The families of the missing boys always feared the worst. News filtered back that most were destined to become human bombs. Rumours spread that if the army caught them, they were summarily executed, a story that gained credibility last month when a mobile phone clip emerged in Swat showing soldiers killing six young blindfolded men by firing squad. The army claimed the footage was faked by the TTP, but the human cost of the teen recruits was undeniable. For three years, a legion of these "dumb bombs", as the locals called them, had terrorised the country, claiming 3,500 lives in 200 attacks.

The night of the Lahore blast, Abida went to bed imagining Attaullah, a knockabout kid who had loved his English classes best, coerced into a nylon jacket packed with explosives and flesh-ripping ball bearings. Days later, she heard an extraordinary story from a neighbour, this woman's son had vanished, too, but after more than a year he had, miraculously, come home.

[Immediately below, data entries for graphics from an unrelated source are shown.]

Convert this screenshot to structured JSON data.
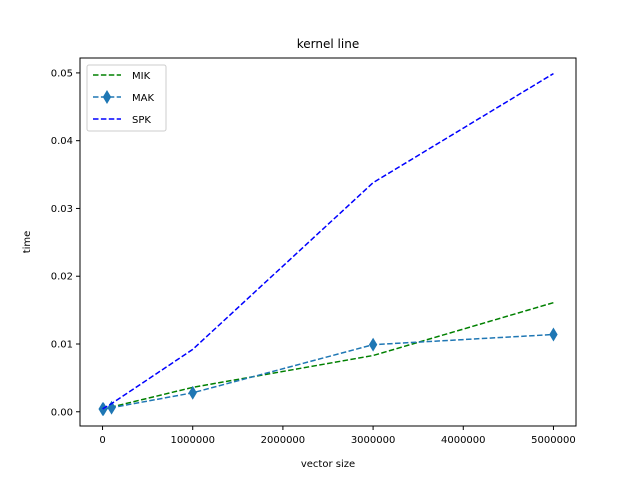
{
  "chart_data": {
    "type": "line",
    "title": "kernel line",
    "xlabel": "vector size",
    "ylabel": "time",
    "xlim": [
      -250000,
      5250000
    ],
    "ylim": [
      -0.0021,
      0.0522
    ],
    "xticks": [
      0,
      1000000,
      2000000,
      3000000,
      4000000,
      5000000
    ],
    "xtick_labels": [
      "0",
      "1000000",
      "2000000",
      "3000000",
      "4000000",
      "5000000"
    ],
    "yticks": [
      0.0,
      0.01,
      0.02,
      0.03,
      0.04,
      0.05
    ],
    "ytick_labels": [
      "0.00",
      "0.01",
      "0.02",
      "0.03",
      "0.04",
      "0.05"
    ],
    "grid": false,
    "legend_position": "top-left",
    "series": [
      {
        "name": "MIK",
        "color": "#008000",
        "linestyle": "dashed",
        "marker": "none",
        "x": [
          1000,
          10000,
          100000,
          1000000,
          3000000,
          5000000
        ],
        "y": [
          0.0004,
          0.0004,
          0.0007,
          0.0036,
          0.0083,
          0.0161
        ]
      },
      {
        "name": "MAK",
        "color": "#1f77b4",
        "linestyle": "dashed",
        "marker": "thin_diamond",
        "x": [
          1000,
          10000,
          100000,
          1000000,
          3000000,
          5000000
        ],
        "y": [
          0.0004,
          0.0004,
          0.0006,
          0.0028,
          0.0099,
          0.0114
        ]
      },
      {
        "name": "SPK",
        "color": "#0000ff",
        "linestyle": "dashed",
        "marker": "none",
        "x": [
          1000,
          10000,
          100000,
          1000000,
          3000000,
          5000000
        ],
        "y": [
          0.0004,
          0.0005,
          0.0012,
          0.0092,
          0.0338,
          0.0499
        ]
      }
    ]
  }
}
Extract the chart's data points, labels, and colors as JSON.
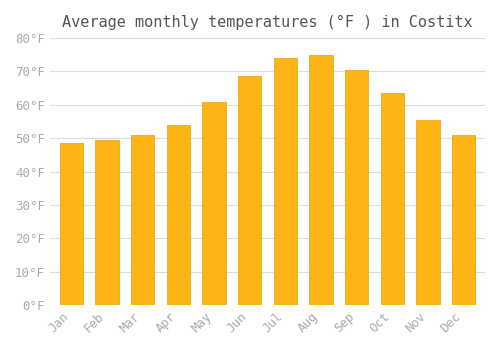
{
  "title": "Average monthly temperatures (°F ) in Costitx",
  "months": [
    "Jan",
    "Feb",
    "Mar",
    "Apr",
    "May",
    "Jun",
    "Jul",
    "Aug",
    "Sep",
    "Oct",
    "Nov",
    "Dec"
  ],
  "values": [
    48.5,
    49.5,
    51.0,
    54.0,
    61.0,
    68.5,
    74.0,
    75.0,
    70.5,
    63.5,
    55.5,
    51.0
  ],
  "bar_color_main": "#FDB515",
  "bar_color_edge": "#E8A000",
  "ylim": [
    0,
    80
  ],
  "ytick_step": 10,
  "background_color": "#ffffff",
  "grid_color": "#dddddd",
  "title_fontsize": 11,
  "tick_fontsize": 9,
  "tick_label_color": "#aaaaaa",
  "title_color": "#555555"
}
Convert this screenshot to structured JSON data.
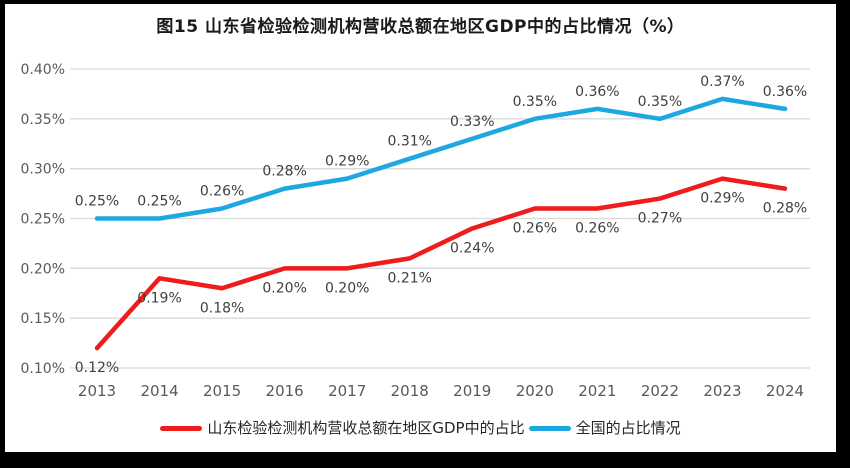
{
  "chart_data": {
    "type": "line",
    "title": "图15  山东省检验检测机构营收总额在地区GDP中的占比情况（%）",
    "x": [
      "2013",
      "2014",
      "2015",
      "2016",
      "2017",
      "2018",
      "2019",
      "2020",
      "2021",
      "2022",
      "2023",
      "2024"
    ],
    "xlabel": "",
    "ylabel": "",
    "ylim": [
      0.1,
      0.4
    ],
    "grid": true,
    "legend_position": "bottom",
    "gridline_color": "#d9d9d9",
    "tick_label_color": "#595959",
    "data_label_color": "#3f3f3f",
    "yticks": [
      {
        "value": 0.1,
        "label": "0.10%"
      },
      {
        "value": 0.15,
        "label": "0.15%"
      },
      {
        "value": 0.2,
        "label": "0.20%"
      },
      {
        "value": 0.25,
        "label": "0.25%"
      },
      {
        "value": 0.3,
        "label": "0.30%"
      },
      {
        "value": 0.35,
        "label": "0.35%"
      },
      {
        "value": 0.4,
        "label": "0.40%"
      }
    ],
    "series": [
      {
        "id": "shandong",
        "name": "山东检验检测机构营收总额在地区GDP中的占比",
        "color": "#ee1c1c",
        "label_position": "below",
        "values": [
          0.12,
          0.19,
          0.18,
          0.2,
          0.2,
          0.21,
          0.24,
          0.26,
          0.26,
          0.27,
          0.29,
          0.28
        ],
        "labels": [
          "0.12%",
          "0.19%",
          "0.18%",
          "0.20%",
          "0.20%",
          "0.21%",
          "0.24%",
          "0.26%",
          "0.26%",
          "0.27%",
          "0.29%",
          "0.28%"
        ]
      },
      {
        "id": "national",
        "name": "全国的占比情况",
        "color": "#1ea7e0",
        "label_position": "above",
        "values": [
          0.25,
          0.25,
          0.26,
          0.28,
          0.29,
          0.31,
          0.33,
          0.35,
          0.36,
          0.35,
          0.37,
          0.36
        ],
        "labels": [
          "0.25%",
          "0.25%",
          "0.26%",
          "0.28%",
          "0.29%",
          "0.31%",
          "0.33%",
          "0.35%",
          "0.36%",
          "0.35%",
          "0.37%",
          "0.36%"
        ]
      }
    ]
  }
}
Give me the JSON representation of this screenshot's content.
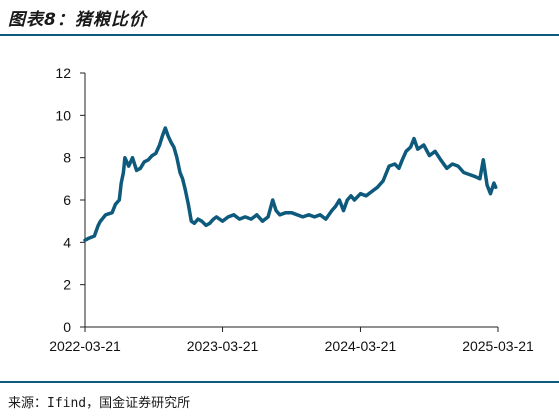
{
  "header": {
    "title": "图表8：猪粮比价"
  },
  "footer": {
    "source": "来源：Ifind，国金证券研究所"
  },
  "colors": {
    "line": "#0e5a7d",
    "rule": "#0e5a7d",
    "axis": "#222222"
  },
  "chart_data": {
    "type": "line",
    "title": "",
    "xlabel": "",
    "ylabel": "",
    "ylim": [
      0,
      12
    ],
    "yticks": [
      0,
      2,
      4,
      6,
      8,
      10,
      12
    ],
    "xlim": [
      "2022-03-21",
      "2025-03-21"
    ],
    "xticks": [
      "2022-03-21",
      "2023-03-21",
      "2024-03-21",
      "2025-03-21"
    ],
    "grid": false,
    "legend": "none",
    "series": [
      {
        "x": [
          "2022-03-21",
          "2022-04-01",
          "2022-04-15",
          "2022-04-25",
          "2022-05-01",
          "2022-05-15",
          "2022-06-01",
          "2022-06-10",
          "2022-06-20",
          "2022-06-25",
          "2022-07-01",
          "2022-07-05",
          "2022-07-15",
          "2022-07-25",
          "2022-08-05",
          "2022-08-15",
          "2022-08-25",
          "2022-09-05",
          "2022-09-15",
          "2022-09-25",
          "2022-10-05",
          "2022-10-12",
          "2022-10-20",
          "2022-10-28",
          "2022-11-05",
          "2022-11-12",
          "2022-11-20",
          "2022-11-28",
          "2022-12-05",
          "2022-12-12",
          "2022-12-20",
          "2022-12-28",
          "2023-01-05",
          "2023-01-15",
          "2023-01-25",
          "2023-02-05",
          "2023-02-15",
          "2023-02-25",
          "2023-03-05",
          "2023-03-21",
          "2023-04-05",
          "2023-04-20",
          "2023-05-05",
          "2023-05-20",
          "2023-06-05",
          "2023-06-20",
          "2023-07-05",
          "2023-07-20",
          "2023-08-01",
          "2023-08-10",
          "2023-08-20",
          "2023-09-05",
          "2023-09-20",
          "2023-10-05",
          "2023-10-20",
          "2023-11-05",
          "2023-11-20",
          "2023-12-05",
          "2023-12-20",
          "2024-01-05",
          "2024-01-15",
          "2024-01-25",
          "2024-02-05",
          "2024-02-15",
          "2024-02-25",
          "2024-03-05",
          "2024-03-21",
          "2024-04-05",
          "2024-04-20",
          "2024-05-05",
          "2024-05-20",
          "2024-06-05",
          "2024-06-20",
          "2024-07-01",
          "2024-07-10",
          "2024-07-20",
          "2024-08-01",
          "2024-08-10",
          "2024-08-20",
          "2024-09-05",
          "2024-09-20",
          "2024-10-05",
          "2024-10-20",
          "2024-11-05",
          "2024-11-20",
          "2024-12-05",
          "2024-12-20",
          "2025-01-05",
          "2025-01-20",
          "2025-02-01",
          "2025-02-10",
          "2025-02-20",
          "2025-03-01",
          "2025-03-10",
          "2025-03-15"
        ],
        "values": [
          4.1,
          4.2,
          4.3,
          4.8,
          5.0,
          5.3,
          5.4,
          5.8,
          6.0,
          6.8,
          7.3,
          8.0,
          7.6,
          8.0,
          7.4,
          7.5,
          7.8,
          7.9,
          8.1,
          8.2,
          8.6,
          9.0,
          9.4,
          9.0,
          8.7,
          8.5,
          8.0,
          7.3,
          7.0,
          6.5,
          5.8,
          5.0,
          4.9,
          5.1,
          5.0,
          4.8,
          4.9,
          5.1,
          5.2,
          5.0,
          5.2,
          5.3,
          5.1,
          5.2,
          5.1,
          5.3,
          5.0,
          5.2,
          6.0,
          5.5,
          5.3,
          5.4,
          5.4,
          5.3,
          5.2,
          5.3,
          5.2,
          5.3,
          5.1,
          5.5,
          5.7,
          6.0,
          5.5,
          6.0,
          6.2,
          6.0,
          6.3,
          6.2,
          6.4,
          6.6,
          6.9,
          7.6,
          7.7,
          7.5,
          7.9,
          8.3,
          8.5,
          8.9,
          8.4,
          8.6,
          8.1,
          8.3,
          7.9,
          7.5,
          7.7,
          7.6,
          7.3,
          7.2,
          7.1,
          7.0,
          7.9,
          6.7,
          6.3,
          6.8,
          6.6
        ]
      }
    ]
  }
}
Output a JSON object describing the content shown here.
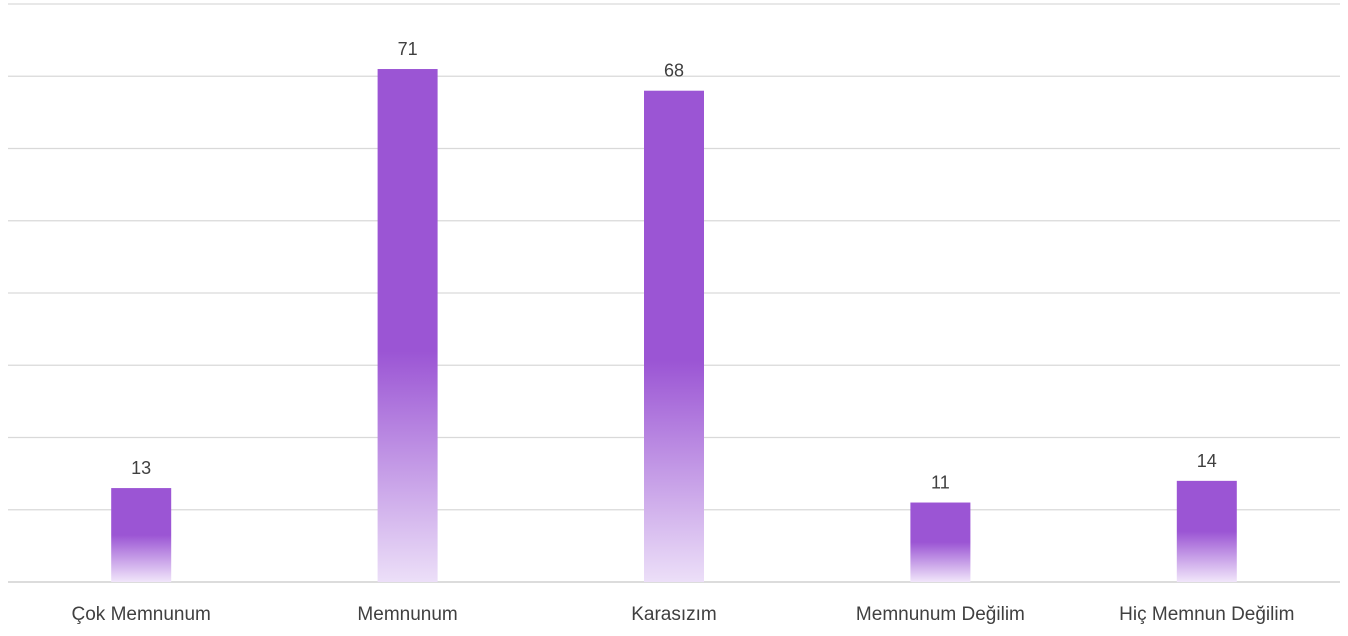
{
  "chart_data": {
    "type": "bar",
    "title": "",
    "xlabel": "",
    "ylabel": "",
    "categories": [
      "Çok Memnunum",
      "Memnunum",
      "Karasızım",
      "Memnunum Değilim",
      "Hiç Memnun Değilim"
    ],
    "series": [
      {
        "values": [
          13,
          71,
          68,
          11,
          14
        ]
      }
    ],
    "ylim": [
      0,
      80
    ],
    "grid": true,
    "gridline_step": 10,
    "legend": "none",
    "data_labels": true,
    "colors": {
      "bar": "#9b55d4",
      "bar_fade": "#ecdff8",
      "grid": "#d9d9d9",
      "text": "#404040"
    }
  }
}
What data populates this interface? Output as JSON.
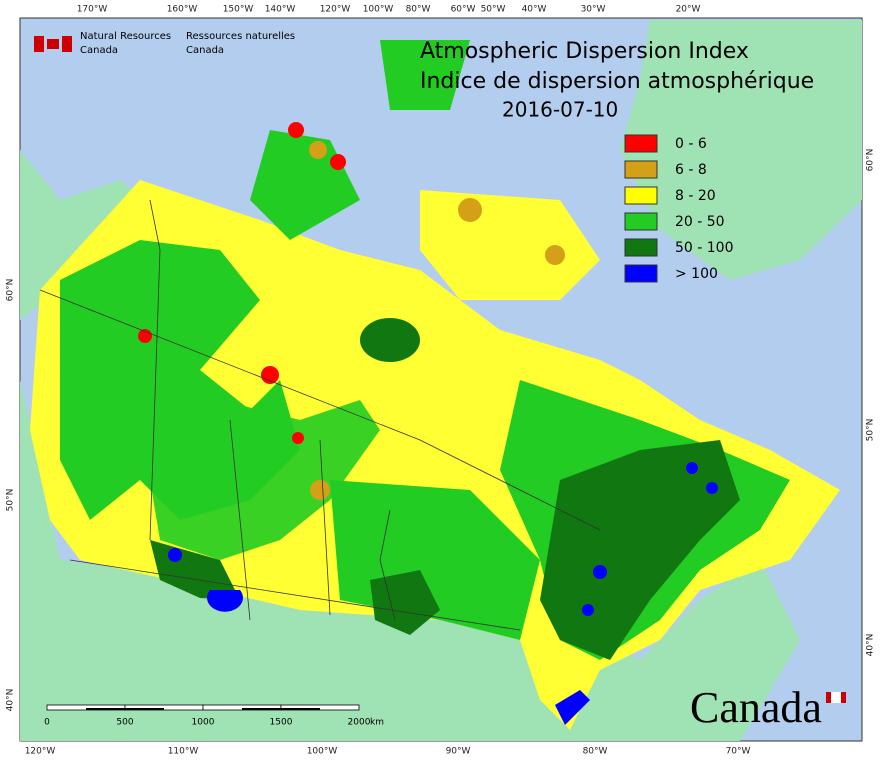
{
  "header": {
    "agency_en": "Natural Resources",
    "agency_en_2": "Canada",
    "agency_fr": "Ressources naturelles",
    "agency_fr_2": "Canada",
    "title_en": "Atmospheric Dispersion Index",
    "title_fr": "Indice de dispersion atmosphérique",
    "date": "2016-07-10"
  },
  "legend": {
    "items": [
      {
        "label": "0 - 6",
        "color": "#ff0000"
      },
      {
        "label": "6 - 8",
        "color": "#d4a017"
      },
      {
        "label": "8 - 20",
        "color": "#ffff00"
      },
      {
        "label": "20 - 50",
        "color": "#22cc22"
      },
      {
        "label": "50 - 100",
        "color": "#117711"
      },
      {
        "label": "> 100",
        "color": "#0000ff"
      }
    ]
  },
  "graticule": {
    "top": [
      "170°W",
      "160°W",
      "150°W",
      "140°W",
      "120°W",
      "100°W",
      "80°W",
      "60°W",
      "50°W",
      "40°W",
      "30°W",
      "20°W"
    ],
    "bottom": [
      "120°W",
      "110°W",
      "100°W",
      "90°W",
      "80°W",
      "70°W"
    ],
    "left": [
      "60°N",
      "50°N",
      "40°N"
    ],
    "right": [
      "60°N",
      "50°N",
      "40°N"
    ]
  },
  "scale_bar": {
    "ticks": [
      "0",
      "500",
      "1000",
      "1500",
      "2000"
    ],
    "unit": "km"
  },
  "wordmark": "Canada"
}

Recruited by the TTP, the boy confirmed he had been locked into a programme to produce martyrs. However, before he could be utilised, the army had busted his training camp. Rather than killing everyone in it, the soldiers had taken several boys to their base at Malakand Pass, 30 miles south-east of Kabal, putting them in a kind of reform school along with dozens more young, would-be suicide bombers. They were fed, clothed, taught English and allowed to play volleyball and cricket. Respected religious scholars patiently explained how killing civilians was wrong according to the Qur'an. Psychologists counselled them. Some were eventually allowed back home.